Tout en entassant les images autour de moi, je tombai soudain sur un tableau d’horreur qui, je le savais déjà, allait être à jamais gravé dans ma mémoire. Les yeux ronds comme des billes, j’étais stupéfiée. Je ne pouvais détacher mon regard d’enfant du visage souffrant de cet homme couché sur un lit et emmailloté dans un drap blanc souillé. Je ne sus pas à l’époque en quoi consistaient les taches sur la couverture, mais j’ai déduit, bien plus tard, que c’était du pus et du sang.
Je fixais l’image sans bouger.
Avec le vieux carton dans les mains, je tremblais devant cette scène. Aucun mot ne sortait de ma bouche. Les cousins, devant mon hébétude, se sont penchés vers la photographie qui datait de l’an 1948. C’était écrit sur la photographie.
— Qu’est-ce qu’il a, le monsieur ? C’est qui ? Pourquoi il a tellement l’air d’avoir mal ? avaient demandé mes cousins alors que j’étais terrée dans un silence et une réflexion qui projetaient mon imagination d’une hypothèse tragique à l’autre.
— C’est mon grand frère, Albert, a lancé ma grand-mère, les yeux soudainement embués de larmes. Alors qu’il travaillait dans une usine, il est tombé dans une espèce de piscine remplie d’eau chaude et de produits chimiques, là où les hommes poussaient les billots de bois pour que l’écorce se détache plus facilement. Mon frère a glissé et y est tombé. Seule sa tête n’a pas été immergée. C’est un ami qui l’a immédiatement sauvé. Si sauver est le bon mot ! Il aurait dû mourir là, le pauvre, et se noyer pour ne pas finir sa vie dans l’enfer. Je n’oublierai jamais ses cris de douleur dans la nuit, quand ma mère et mon père changeaient les draps en lui arrachant la peau. Pendant quatre jours, d’un coma à l’autre, il a supplié le Bon Dieu en hurlant de venir le chercher, a-t-elle confié en ravalant, en refoulant sa tristesse.
Ma grand-mère a pris la photographie et, tout en l’empilant avec d’autres, elle l’a projetée dans la boîte comme un objet maléfique. Après avoir rapidement ramassé le fouillis pour ranger la boîte dans l’armoire, afin de nous changer les idées, elle s’est dirigée vers la cuisine pour nous offrir des biscuits avant d’aller au lit.
— Vous savez, il n’y avait pas de cartes-soleil dans le temps ! Et ç’a tué ma mère, cette histoire. N’en parlons plus jamais, d’accord ?

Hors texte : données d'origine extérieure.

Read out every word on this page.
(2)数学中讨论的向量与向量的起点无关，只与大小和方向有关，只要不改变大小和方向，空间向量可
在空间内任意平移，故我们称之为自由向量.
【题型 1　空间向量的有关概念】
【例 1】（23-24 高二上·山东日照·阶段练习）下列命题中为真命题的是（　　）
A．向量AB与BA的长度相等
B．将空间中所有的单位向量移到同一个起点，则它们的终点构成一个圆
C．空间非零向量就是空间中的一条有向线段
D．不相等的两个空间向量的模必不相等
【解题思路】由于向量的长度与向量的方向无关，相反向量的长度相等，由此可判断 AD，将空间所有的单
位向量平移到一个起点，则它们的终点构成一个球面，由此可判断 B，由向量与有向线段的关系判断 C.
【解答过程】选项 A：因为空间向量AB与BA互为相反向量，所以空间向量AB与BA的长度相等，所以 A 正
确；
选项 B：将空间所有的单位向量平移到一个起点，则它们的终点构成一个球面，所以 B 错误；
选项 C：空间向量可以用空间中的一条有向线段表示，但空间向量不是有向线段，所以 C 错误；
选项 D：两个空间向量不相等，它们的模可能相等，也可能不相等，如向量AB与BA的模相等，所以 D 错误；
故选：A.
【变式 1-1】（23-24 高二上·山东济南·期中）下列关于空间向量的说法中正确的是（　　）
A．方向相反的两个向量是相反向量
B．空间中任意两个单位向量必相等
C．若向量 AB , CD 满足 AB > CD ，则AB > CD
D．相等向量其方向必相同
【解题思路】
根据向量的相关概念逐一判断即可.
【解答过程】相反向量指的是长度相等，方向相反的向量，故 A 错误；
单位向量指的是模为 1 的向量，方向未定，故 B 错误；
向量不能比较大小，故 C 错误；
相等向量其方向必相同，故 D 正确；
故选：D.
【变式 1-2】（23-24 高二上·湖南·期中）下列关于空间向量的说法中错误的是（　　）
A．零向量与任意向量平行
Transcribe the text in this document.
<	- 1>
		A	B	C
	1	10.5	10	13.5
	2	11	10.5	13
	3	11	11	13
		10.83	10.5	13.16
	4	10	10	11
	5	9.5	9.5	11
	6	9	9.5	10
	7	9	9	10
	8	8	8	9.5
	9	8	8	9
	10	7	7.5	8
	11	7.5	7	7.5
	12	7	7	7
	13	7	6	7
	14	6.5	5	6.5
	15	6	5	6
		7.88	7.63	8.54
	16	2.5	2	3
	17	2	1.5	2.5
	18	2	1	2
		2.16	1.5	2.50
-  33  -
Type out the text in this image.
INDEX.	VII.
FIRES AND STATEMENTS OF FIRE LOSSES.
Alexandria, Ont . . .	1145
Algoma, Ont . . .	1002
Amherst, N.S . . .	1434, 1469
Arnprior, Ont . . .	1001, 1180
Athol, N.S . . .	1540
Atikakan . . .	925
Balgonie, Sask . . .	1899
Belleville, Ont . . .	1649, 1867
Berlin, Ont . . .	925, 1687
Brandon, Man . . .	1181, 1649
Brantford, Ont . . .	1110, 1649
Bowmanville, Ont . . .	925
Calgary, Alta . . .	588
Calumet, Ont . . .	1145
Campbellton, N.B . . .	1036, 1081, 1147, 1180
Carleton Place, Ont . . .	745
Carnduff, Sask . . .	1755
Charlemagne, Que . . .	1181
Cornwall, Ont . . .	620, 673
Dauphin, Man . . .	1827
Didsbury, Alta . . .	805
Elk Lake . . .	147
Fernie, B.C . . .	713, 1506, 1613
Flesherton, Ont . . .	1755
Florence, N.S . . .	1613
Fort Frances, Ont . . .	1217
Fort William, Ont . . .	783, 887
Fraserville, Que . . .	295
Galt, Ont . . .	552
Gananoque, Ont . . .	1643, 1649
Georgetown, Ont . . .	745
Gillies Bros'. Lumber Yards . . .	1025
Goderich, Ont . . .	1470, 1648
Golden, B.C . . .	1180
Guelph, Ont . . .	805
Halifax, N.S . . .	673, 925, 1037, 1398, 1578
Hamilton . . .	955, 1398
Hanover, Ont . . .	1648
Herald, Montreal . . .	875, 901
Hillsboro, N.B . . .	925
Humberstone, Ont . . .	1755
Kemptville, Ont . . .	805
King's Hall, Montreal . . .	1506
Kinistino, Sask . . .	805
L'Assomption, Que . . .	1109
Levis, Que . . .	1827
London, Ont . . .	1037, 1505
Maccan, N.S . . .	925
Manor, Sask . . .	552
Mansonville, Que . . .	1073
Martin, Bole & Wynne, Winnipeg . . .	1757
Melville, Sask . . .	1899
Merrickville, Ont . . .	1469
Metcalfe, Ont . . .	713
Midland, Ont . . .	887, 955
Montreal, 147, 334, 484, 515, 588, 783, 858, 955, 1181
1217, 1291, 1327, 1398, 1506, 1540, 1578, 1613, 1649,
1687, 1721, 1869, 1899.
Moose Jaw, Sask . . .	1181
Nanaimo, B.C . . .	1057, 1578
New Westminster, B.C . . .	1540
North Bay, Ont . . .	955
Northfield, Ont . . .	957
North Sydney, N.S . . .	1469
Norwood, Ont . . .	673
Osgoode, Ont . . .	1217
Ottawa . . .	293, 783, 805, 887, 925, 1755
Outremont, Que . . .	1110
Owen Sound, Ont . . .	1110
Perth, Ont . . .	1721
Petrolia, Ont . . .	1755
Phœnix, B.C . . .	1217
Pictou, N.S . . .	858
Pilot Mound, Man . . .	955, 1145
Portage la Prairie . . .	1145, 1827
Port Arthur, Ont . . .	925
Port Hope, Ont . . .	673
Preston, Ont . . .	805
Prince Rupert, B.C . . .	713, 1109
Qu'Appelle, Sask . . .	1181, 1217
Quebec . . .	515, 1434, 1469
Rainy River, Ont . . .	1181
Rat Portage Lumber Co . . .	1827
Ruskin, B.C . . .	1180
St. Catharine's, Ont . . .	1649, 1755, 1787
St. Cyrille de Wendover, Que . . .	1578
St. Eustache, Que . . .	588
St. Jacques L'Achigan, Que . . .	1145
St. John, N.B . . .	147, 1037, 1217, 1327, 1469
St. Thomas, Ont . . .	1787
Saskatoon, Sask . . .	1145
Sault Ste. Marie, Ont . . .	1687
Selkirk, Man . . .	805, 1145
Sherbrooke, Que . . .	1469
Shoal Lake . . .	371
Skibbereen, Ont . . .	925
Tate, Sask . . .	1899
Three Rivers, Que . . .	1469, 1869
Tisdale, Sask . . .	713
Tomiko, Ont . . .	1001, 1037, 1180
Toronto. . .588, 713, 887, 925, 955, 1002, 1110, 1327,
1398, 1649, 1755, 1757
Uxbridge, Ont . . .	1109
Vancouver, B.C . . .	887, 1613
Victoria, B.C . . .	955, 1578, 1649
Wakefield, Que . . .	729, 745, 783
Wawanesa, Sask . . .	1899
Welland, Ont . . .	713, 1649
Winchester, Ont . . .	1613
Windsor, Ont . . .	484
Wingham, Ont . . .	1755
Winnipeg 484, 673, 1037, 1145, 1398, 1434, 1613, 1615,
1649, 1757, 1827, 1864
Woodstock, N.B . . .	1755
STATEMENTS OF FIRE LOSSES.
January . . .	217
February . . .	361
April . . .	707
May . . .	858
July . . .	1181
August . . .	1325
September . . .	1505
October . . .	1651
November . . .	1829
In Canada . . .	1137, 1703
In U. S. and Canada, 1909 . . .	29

Je ne compris pas le sens de cette carte-soleil, mais la lourde tristesse de ma grand-mère m’incita à me taire. Et le sujet fut clos.
Notice biographique
Née à Roberval en 1969, Chantale Potvin enseigne le français de 5esecondaire depuis 1993. Elle a publié cinq romans soit :
-Le génocide culturel camouflé des indiens
-Ta gueule, maman
-Les dessous de l’intimidation
-Des fleurs pour Rosy
-T’as besoin de moi au ciel ?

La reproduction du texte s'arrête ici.